Anyone experienced with ESX will have encountered service and performance affecting IRQ sharing issues with the service console. The hours discovering, tracking and mitigating these kinds of issues after a BIOS update or hardware refresh can never be reclaimed. The fact is these problems simply do not exist for ESXi – something many ESXers will appreciate.

I’ve attended a great deal of WebEx sessions on VMware products over the last year and I’m still hearing hushed tones and uncertainty about the role of ESXi versus ESX. To be clear, ESXi is being talked about as “enterprise ready,” but much of the focus is still on ESX. These overtones were still present in an “vSphere: Install, Configure and Manage” course I recently attended to qualify for VCP410. While our instructors were very knowledgeable and experienced, there seemed to be much less confidence when discussing ESXi versus ESX. In fact, the lab guide clearly states:

If you are new to VMware vSphere and you do not have any special needs for more advanced features, use ESXi.
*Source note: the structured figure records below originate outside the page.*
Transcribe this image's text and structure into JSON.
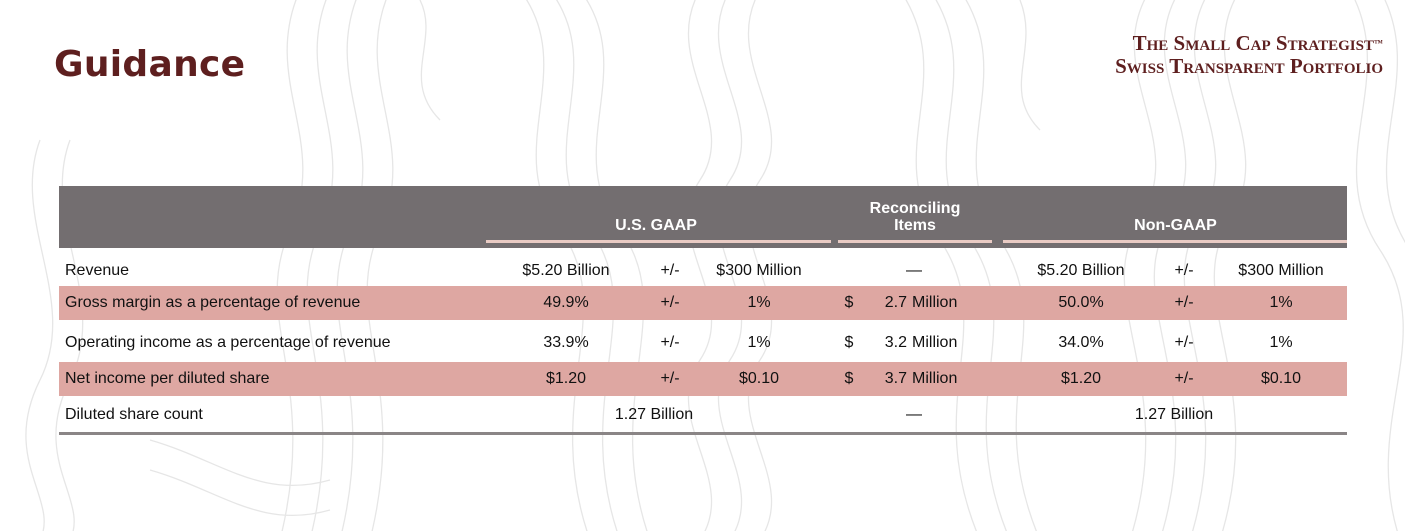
{
  "title": "Guidance",
  "brand": {
    "line1": "The Small Cap Strategist",
    "tm": "™",
    "line2": "Swiss Transparent Portfolio"
  },
  "table": {
    "headers": {
      "gaap": "U.S. GAAP",
      "reconciling_line1": "Reconciling",
      "reconciling_line2": "Items",
      "nongaap": "Non-GAAP"
    },
    "rows": [
      {
        "label": "Revenue",
        "gaap_value": "$5.20 Billion",
        "gaap_pm": "+/-",
        "gaap_range": "$300 Million",
        "rec_dollar": "",
        "rec_amount": "—",
        "rec_unit": "",
        "ng_value": "$5.20 Billion",
        "ng_pm": "+/-",
        "ng_range": "$300 Million",
        "highlight": false
      },
      {
        "label": "Gross margin as a percentage of revenue",
        "gaap_value": "49.9%",
        "gaap_pm": "+/-",
        "gaap_range": "1%",
        "rec_dollar": "$",
        "rec_amount": "2.7",
        "rec_unit": "Million",
        "ng_value": "50.0%",
        "ng_pm": "+/-",
        "ng_range": "1%",
        "highlight": true
      },
      {
        "label": "Operating income as a percentage of revenue",
        "gaap_value": "33.9%",
        "gaap_pm": "+/-",
        "gaap_range": "1%",
        "rec_dollar": "$",
        "rec_amount": "3.2",
        "rec_unit": "Million",
        "ng_value": "34.0%",
        "ng_pm": "+/-",
        "ng_range": "1%",
        "highlight": false
      },
      {
        "label": "Net income per diluted share",
        "gaap_value": "$1.20",
        "gaap_pm": "+/-",
        "gaap_range": "$0.10",
        "rec_dollar": "$",
        "rec_amount": "3.7",
        "rec_unit": "Million",
        "ng_value": "$1.20",
        "ng_pm": "+/-",
        "ng_range": "$0.10",
        "highlight": true
      }
    ],
    "share_row": {
      "label": "Diluted share count",
      "gaap_value": "1.27 Billion",
      "rec_amount": "—",
      "ng_value": "1.27 Billion"
    }
  }
}
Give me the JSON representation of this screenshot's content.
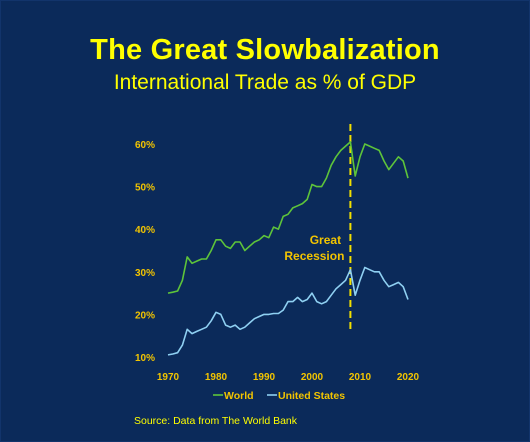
{
  "slide": {
    "title": "The Great Slowbalization",
    "subtitle": "International Trade as % of GDP",
    "source": "Source: Data from The World Bank"
  },
  "chart_data": {
    "type": "line",
    "x": [
      1970,
      1971,
      1972,
      1973,
      1974,
      1975,
      1976,
      1977,
      1978,
      1979,
      1980,
      1981,
      1982,
      1983,
      1984,
      1985,
      1986,
      1987,
      1988,
      1989,
      1990,
      1991,
      1992,
      1993,
      1994,
      1995,
      1996,
      1997,
      1998,
      1999,
      2000,
      2001,
      2002,
      2003,
      2004,
      2005,
      2006,
      2007,
      2008,
      2009,
      2010,
      2011,
      2012,
      2013,
      2014,
      2015,
      2016,
      2017,
      2018,
      2019,
      2020
    ],
    "series": [
      {
        "name": "World",
        "color": "#5ec43a",
        "values": [
          25.0,
          25.2,
          25.5,
          28.0,
          33.5,
          32.0,
          32.5,
          33.0,
          33.0,
          35.0,
          37.5,
          37.5,
          36.0,
          35.5,
          37.0,
          37.0,
          35.0,
          36.0,
          37.0,
          37.5,
          38.5,
          38.0,
          40.5,
          40.0,
          43.0,
          43.5,
          45.0,
          45.5,
          46.0,
          47.0,
          50.5,
          50.0,
          50.0,
          52.0,
          55.0,
          57.0,
          58.5,
          59.5,
          60.5,
          52.5,
          57.0,
          60.0,
          59.5,
          59.0,
          58.5,
          56.0,
          54.0,
          55.5,
          57.0,
          56.0,
          52.0
        ]
      },
      {
        "name": "United States",
        "color": "#8fd0f2",
        "values": [
          10.5,
          10.7,
          11.0,
          12.8,
          16.5,
          15.5,
          16.0,
          16.5,
          17.0,
          18.5,
          20.5,
          20.0,
          17.5,
          17.0,
          17.5,
          16.5,
          17.0,
          18.0,
          19.0,
          19.5,
          20.0,
          20.0,
          20.2,
          20.2,
          21.0,
          23.0,
          23.0,
          24.0,
          23.0,
          23.5,
          25.0,
          23.0,
          22.5,
          23.0,
          24.5,
          26.0,
          27.0,
          28.0,
          30.5,
          24.5,
          28.0,
          31.0,
          30.5,
          30.0,
          30.0,
          28.0,
          26.5,
          27.0,
          27.5,
          26.5,
          23.5
        ]
      }
    ],
    "x_ticks": [
      "1970",
      "1980",
      "1990",
      "2000",
      "2010",
      "2020"
    ],
    "y_ticks": [
      "10%",
      "20%",
      "30%",
      "40%",
      "50%",
      "60%"
    ],
    "xlim": [
      1970,
      2020
    ],
    "ylim": [
      10,
      60
    ],
    "annotation": {
      "line1": "Great",
      "line2": "Recession",
      "x": 2008,
      "line_color": "#f2e000"
    },
    "legend": {
      "placement": "bottom-center",
      "entries": [
        "World",
        "United States"
      ]
    },
    "grid": false,
    "tick_color": "#f2c400"
  }
}
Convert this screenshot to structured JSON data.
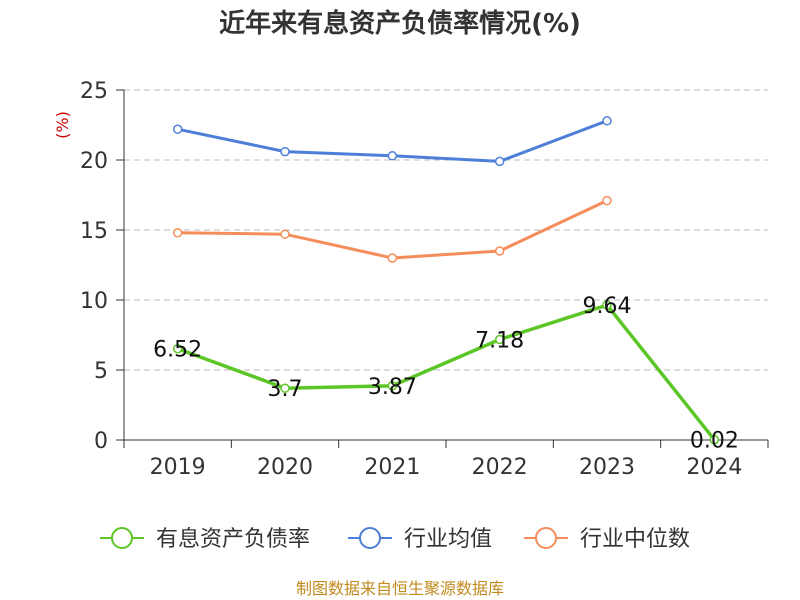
{
  "chart_data": {
    "type": "line",
    "title": "近年来有息资产负债率情况(%)",
    "ylabel": "(%)",
    "categories": [
      "2019",
      "2020",
      "2021",
      "2022",
      "2023",
      "2024"
    ],
    "ylim": [
      0,
      25
    ],
    "yticks": [
      "0",
      "5",
      "10",
      "15",
      "20",
      "25"
    ],
    "grid": true,
    "legend_position": "bottom",
    "series": [
      {
        "name": "有息资产负债率",
        "color": "#5cc627",
        "values": [
          6.52,
          3.7,
          3.87,
          7.18,
          9.64,
          0.02
        ],
        "labels": [
          "6.52",
          "3.7",
          "3.87",
          "7.18",
          "9.64",
          "0.02"
        ]
      },
      {
        "name": "行业均值",
        "color": "#4e7fd8",
        "values": [
          22.2,
          20.6,
          20.3,
          19.9,
          22.8,
          null
        ]
      },
      {
        "name": "行业中位数",
        "color": "#f58d5a",
        "values": [
          14.8,
          14.7,
          13.0,
          13.5,
          17.1,
          null
        ]
      }
    ]
  },
  "colors": {
    "unit_label": "#cc0000",
    "source_text": "#c08a1e"
  },
  "source": "制图数据来自恒生聚源数据库"
}
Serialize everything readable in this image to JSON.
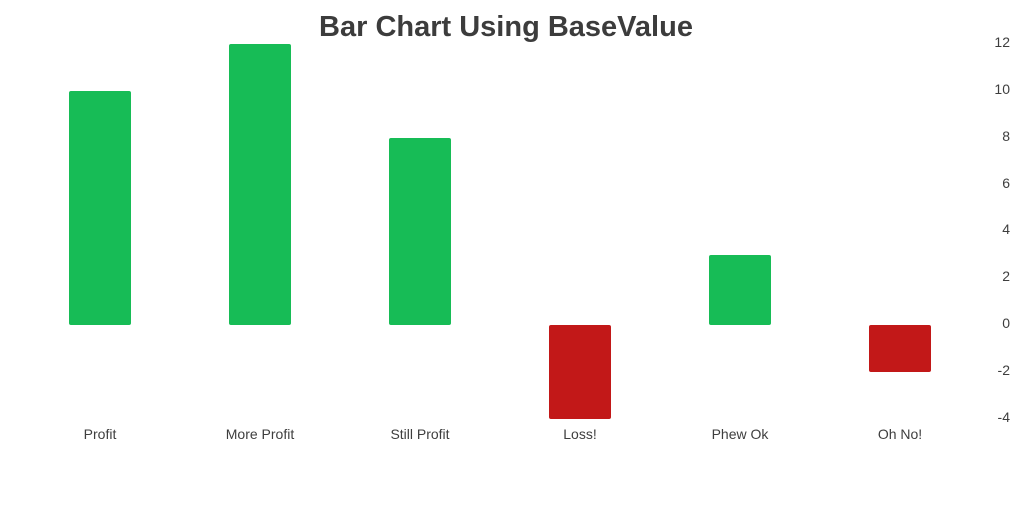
{
  "chart_data": {
    "type": "bar",
    "title": "Bar Chart Using BaseValue",
    "categories": [
      "Profit",
      "More Profit",
      "Still Profit",
      "Loss!",
      "Phew Ok",
      "Oh No!"
    ],
    "values": [
      10,
      12,
      8,
      -4,
      3,
      -2
    ],
    "base_value": 0,
    "xlabel": "",
    "ylabel": "",
    "y_ticks": [
      12,
      10,
      8,
      6,
      4,
      2,
      0,
      -2,
      -4
    ],
    "ylim": [
      -4.5,
      12.5
    ],
    "y_axis_position": "right",
    "grid": false,
    "legend": "none",
    "colors": {
      "positive_bar": "#17BC56",
      "negative_bar": "#C21818",
      "title_text": "#3C3C3C",
      "axis_text": "#3E3E3E",
      "background": "#FFFFFF"
    }
  }
}
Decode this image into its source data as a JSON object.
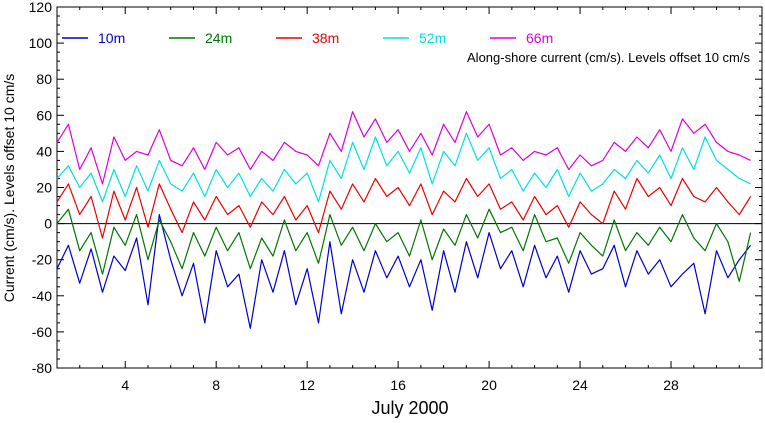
{
  "chart_data": {
    "type": "line",
    "annotation": "Along-shore current (cm/s). Levels offset 10 cm/s",
    "xlabel": "July 2000",
    "ylabel": "Current (cm/s). Levels offset 10 cm/s",
    "xlim": [
      1,
      32
    ],
    "ylim": [
      -80,
      120
    ],
    "xticks": [
      4,
      8,
      12,
      16,
      20,
      24,
      28
    ],
    "yticks": [
      -80,
      -60,
      -40,
      -20,
      0,
      20,
      40,
      60,
      80,
      100,
      120
    ],
    "legend_position": "top",
    "grid": false,
    "zero_line": true,
    "series": [
      {
        "name": "10m",
        "color": "#0000cc",
        "x": [
          1,
          1.5,
          2,
          2.5,
          3,
          3.5,
          4,
          4.5,
          5,
          5.5,
          6,
          6.5,
          7,
          7.5,
          8,
          8.5,
          9,
          9.5,
          10,
          10.5,
          11,
          11.5,
          12,
          12.5,
          13,
          13.5,
          14,
          14.5,
          15,
          15.5,
          16,
          16.5,
          17,
          17.5,
          18,
          18.5,
          19,
          19.5,
          20,
          20.5,
          21,
          21.5,
          22,
          22.5,
          23,
          23.5,
          24,
          24.5,
          25,
          25.5,
          26,
          26.5,
          27,
          27.5,
          28,
          28.5,
          29,
          29.5,
          30,
          30.5,
          31,
          31.5
        ],
        "values": [
          -25,
          -12,
          -33,
          -14,
          -38,
          -18,
          -26,
          -8,
          -45,
          5,
          -20,
          -40,
          -22,
          -55,
          -15,
          -35,
          -28,
          -58,
          -20,
          -38,
          -15,
          -45,
          -25,
          -55,
          -10,
          -50,
          -20,
          -38,
          -15,
          -30,
          -18,
          -35,
          -20,
          -48,
          -15,
          -38,
          -10,
          -30,
          -5,
          -25,
          -15,
          -35,
          -12,
          -30,
          -18,
          -38,
          -15,
          -28,
          -25,
          -12,
          -35,
          -15,
          -28,
          -20,
          -35,
          -28,
          -22,
          -50,
          -15,
          -30,
          -20,
          -12
        ]
      },
      {
        "name": "24m",
        "color": "#007700",
        "x": [
          1,
          1.5,
          2,
          2.5,
          3,
          3.5,
          4,
          4.5,
          5,
          5.5,
          6,
          6.5,
          7,
          7.5,
          8,
          8.5,
          9,
          9.5,
          10,
          10.5,
          11,
          11.5,
          12,
          12.5,
          13,
          13.5,
          14,
          14.5,
          15,
          15.5,
          16,
          16.5,
          17,
          17.5,
          18,
          18.5,
          19,
          19.5,
          20,
          20.5,
          21,
          21.5,
          22,
          22.5,
          23,
          23.5,
          24,
          24.5,
          25,
          25.5,
          26,
          26.5,
          27,
          27.5,
          28,
          28.5,
          29,
          29.5,
          30,
          30.5,
          31,
          31.5
        ],
        "values": [
          0,
          8,
          -15,
          -5,
          -28,
          -2,
          -12,
          5,
          -20,
          2,
          -10,
          -25,
          -5,
          -18,
          -2,
          -15,
          -5,
          -25,
          -8,
          -18,
          2,
          -15,
          -5,
          -22,
          5,
          -12,
          -2,
          -15,
          0,
          -10,
          -5,
          -18,
          2,
          -20,
          -3,
          -12,
          5,
          -8,
          8,
          -5,
          -2,
          -15,
          5,
          -10,
          -8,
          -22,
          -5,
          -12,
          -18,
          2,
          -15,
          -5,
          -12,
          -2,
          -10,
          5,
          -8,
          -15,
          0,
          -10,
          -32,
          -5
        ]
      },
      {
        "name": "38m",
        "color": "#ee0000",
        "x": [
          1,
          1.5,
          2,
          2.5,
          3,
          3.5,
          4,
          4.5,
          5,
          5.5,
          6,
          6.5,
          7,
          7.5,
          8,
          8.5,
          9,
          9.5,
          10,
          10.5,
          11,
          11.5,
          12,
          12.5,
          13,
          13.5,
          14,
          14.5,
          15,
          15.5,
          16,
          16.5,
          17,
          17.5,
          18,
          18.5,
          19,
          19.5,
          20,
          20.5,
          21,
          21.5,
          22,
          22.5,
          23,
          23.5,
          24,
          24.5,
          25,
          25.5,
          26,
          26.5,
          27,
          27.5,
          28,
          28.5,
          29,
          29.5,
          30,
          30.5,
          31,
          31.5
        ],
        "values": [
          12,
          22,
          5,
          15,
          -8,
          18,
          2,
          20,
          -2,
          22,
          8,
          -5,
          12,
          2,
          15,
          5,
          10,
          -2,
          12,
          5,
          15,
          2,
          10,
          -5,
          18,
          8,
          22,
          12,
          25,
          15,
          20,
          10,
          22,
          5,
          18,
          12,
          25,
          15,
          22,
          8,
          12,
          2,
          15,
          5,
          10,
          -2,
          12,
          5,
          0,
          18,
          8,
          25,
          15,
          20,
          10,
          25,
          15,
          12,
          20,
          12,
          5,
          15
        ]
      },
      {
        "name": "52m",
        "color": "#00e0e0",
        "x": [
          1,
          1.5,
          2,
          2.5,
          3,
          3.5,
          4,
          4.5,
          5,
          5.5,
          6,
          6.5,
          7,
          7.5,
          8,
          8.5,
          9,
          9.5,
          10,
          10.5,
          11,
          11.5,
          12,
          12.5,
          13,
          13.5,
          14,
          14.5,
          15,
          15.5,
          16,
          16.5,
          17,
          17.5,
          18,
          18.5,
          19,
          19.5,
          20,
          20.5,
          21,
          21.5,
          22,
          22.5,
          23,
          23.5,
          24,
          24.5,
          25,
          25.5,
          26,
          26.5,
          27,
          27.5,
          28,
          28.5,
          29,
          29.5,
          30,
          30.5,
          31,
          31.5
        ],
        "values": [
          25,
          32,
          20,
          28,
          12,
          30,
          15,
          32,
          18,
          35,
          22,
          18,
          28,
          15,
          30,
          20,
          28,
          15,
          25,
          18,
          30,
          22,
          28,
          12,
          35,
          25,
          45,
          30,
          48,
          32,
          40,
          28,
          42,
          22,
          40,
          32,
          50,
          35,
          42,
          25,
          30,
          18,
          28,
          20,
          30,
          15,
          28,
          18,
          22,
          30,
          25,
          35,
          28,
          38,
          25,
          42,
          30,
          48,
          35,
          30,
          25,
          22
        ]
      },
      {
        "name": "66m",
        "color": "#dd00dd",
        "x": [
          1,
          1.5,
          2,
          2.5,
          3,
          3.5,
          4,
          4.5,
          5,
          5.5,
          6,
          6.5,
          7,
          7.5,
          8,
          8.5,
          9,
          9.5,
          10,
          10.5,
          11,
          11.5,
          12,
          12.5,
          13,
          13.5,
          14,
          14.5,
          15,
          15.5,
          16,
          16.5,
          17,
          17.5,
          18,
          18.5,
          19,
          19.5,
          20,
          20.5,
          21,
          21.5,
          22,
          22.5,
          23,
          23.5,
          24,
          24.5,
          25,
          25.5,
          26,
          26.5,
          27,
          27.5,
          28,
          28.5,
          29,
          29.5,
          30,
          30.5,
          31,
          31.5
        ],
        "values": [
          45,
          55,
          30,
          42,
          22,
          48,
          35,
          40,
          38,
          52,
          35,
          32,
          42,
          30,
          45,
          38,
          42,
          30,
          40,
          35,
          45,
          40,
          38,
          32,
          50,
          40,
          62,
          48,
          58,
          45,
          52,
          40,
          50,
          38,
          55,
          45,
          62,
          48,
          55,
          38,
          42,
          35,
          40,
          38,
          42,
          30,
          38,
          32,
          35,
          45,
          40,
          48,
          42,
          52,
          40,
          58,
          50,
          55,
          45,
          40,
          38,
          35
        ]
      }
    ]
  }
}
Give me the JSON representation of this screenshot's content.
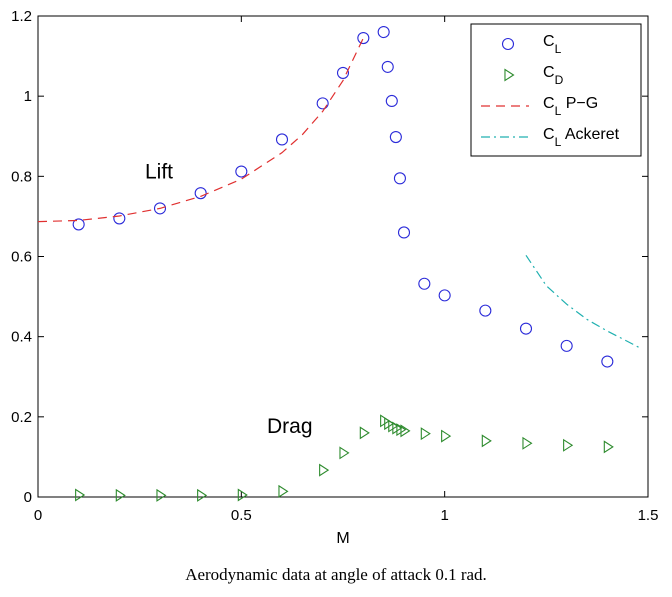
{
  "caption": "Aerodynamic data at angle of attack 0.1 rad.",
  "colors": {
    "cl": "#2b2bd9",
    "cd": "#2e8b2e",
    "pg": "#e03030",
    "ackeret": "#20b0b0"
  },
  "chart_data": {
    "type": "scatter",
    "xlabel": "M",
    "ylabel": "",
    "xlim": [
      0,
      1.5
    ],
    "ylim": [
      0,
      1.2
    ],
    "xticks": [
      "0",
      "0.5",
      "1",
      "1.5"
    ],
    "yticks": [
      "0",
      "0.2",
      "0.4",
      "0.6",
      "0.8",
      "1",
      "1.2"
    ],
    "grid": false,
    "legend_position": "top-right",
    "annotations": [
      {
        "text": "Lift",
        "x": 0.3,
        "y": 0.815
      },
      {
        "text": "Drag",
        "x": 0.6,
        "y": 0.18
      }
    ],
    "series": [
      {
        "name": "C_L",
        "legend_main": "C",
        "legend_sub": "L",
        "legend_suffix": "",
        "marker": "circle",
        "x": [
          0.1,
          0.2,
          0.3,
          0.4,
          0.5,
          0.6,
          0.7,
          0.75,
          0.8,
          0.85,
          0.86,
          0.87,
          0.88,
          0.89,
          0.9,
          0.95,
          1.0,
          1.1,
          1.2,
          1.3,
          1.4
        ],
        "y": [
          0.68,
          0.695,
          0.72,
          0.758,
          0.812,
          0.892,
          0.982,
          1.058,
          1.145,
          1.16,
          1.073,
          0.988,
          0.898,
          0.795,
          0.66,
          0.532,
          0.503,
          0.465,
          0.42,
          0.377,
          0.338
        ]
      },
      {
        "name": "C_D",
        "legend_main": "C",
        "legend_sub": "D",
        "legend_suffix": "",
        "marker": "triangle-right",
        "x": [
          0.1,
          0.2,
          0.3,
          0.4,
          0.5,
          0.6,
          0.7,
          0.75,
          0.8,
          0.85,
          0.86,
          0.87,
          0.88,
          0.89,
          0.9,
          0.95,
          1.0,
          1.1,
          1.2,
          1.3,
          1.4
        ],
        "y": [
          0.005,
          0.004,
          0.004,
          0.004,
          0.005,
          0.014,
          0.067,
          0.11,
          0.16,
          0.19,
          0.183,
          0.177,
          0.172,
          0.168,
          0.165,
          0.158,
          0.152,
          0.14,
          0.134,
          0.129,
          0.125
        ]
      },
      {
        "name": "C_L P-G",
        "legend_main": "C",
        "legend_sub": "L",
        "legend_suffix": " P−G",
        "line": "dashed",
        "x": [
          0,
          0.1,
          0.2,
          0.3,
          0.4,
          0.5,
          0.6,
          0.65,
          0.7,
          0.75,
          0.8
        ],
        "y": [
          0.687,
          0.69,
          0.701,
          0.72,
          0.75,
          0.793,
          0.859,
          0.904,
          0.962,
          1.039,
          1.145
        ]
      },
      {
        "name": "C_L Ackeret",
        "legend_main": "C",
        "legend_sub": "L",
        "legend_suffix": " Ackeret",
        "line": "dashdot",
        "x": [
          1.2,
          1.25,
          1.3,
          1.35,
          1.4,
          1.45,
          1.48
        ],
        "y": [
          0.603,
          0.527,
          0.481,
          0.443,
          0.414,
          0.388,
          0.372
        ]
      }
    ]
  }
}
– Page 599, Module 13, Installing VMware ESX and ESXi

The manual – and VMware’s choice of message here – seems to indicate that ESX has “more advanced features” than ESXi. While the “advanced features” VMware is talking about are service console related, it leaves many regarding ESXi as the inferior product in sharp contrast to today’s message. If the statement “ESXi’s superior architecture will be the exclusive focus of VMware’s development efforts” isn’t writing on the wall for the rest of you, here’s a list of VMware’s new talking points on ESXi:

  • Improved Reliability and Security
  • Fewer Patches
  • Less Disk Space
  • Streamlined Deployment and Configuration
  • Reduced Management Overhead
  • Next Generation Hypervisor
  • Superior Architecture
  • Drastically Reduced Hypervisor Footprint
  • Smaller Code Base, Smaller Attach Surface
  • Certified on over 1,000 Server Systems – including USB keys
  • New, Operating System Independent

In contrast, the ESX platform is being re-imaged. Here are some new talking points about ESX:

  • The Older Architecture
  • Relies on Linux OS for Resource Management
  • 20x Larger on-disk Footprint
  • More Complex to Configure
  • Console OS Administration for Configuration and Diagnostics
  • Prone to Arbitrary Code Execution (Console OS)

For many of us familiar with both ESXi and ESX, nothing here is really new. The only real change is the message: build your eco-system around ESXi…

SOLORI’s Take: It’s clear to me that VMware took inventory of its customers and chose to lead with ESX when vSphere was released. I suspect this was a practical decision due to the overwhelming numbers of ESX hosts already installed. However, the change in marketing and positioning we’re witnessing signals that we’re moving toward a time when ESX will be openly considered a dead-end variant.

When will ESX be phased-out? That’s up to market forces and VMware, but the cloud loves efficiency and ESXi is certainly more resource efficient and compartmentalized than its brother ESX. Furthermore, VMware has to maintain two development and support chains with ESX and ESXi and Darwin likes ESXi. If I had to bet, I wouldn’t put my money on seeing an ESX version of the next major release. In any case, when ESX is gone VMware can stop having to make excuses for the “linux console” and the implications that VMware is somehow “based on Linux.”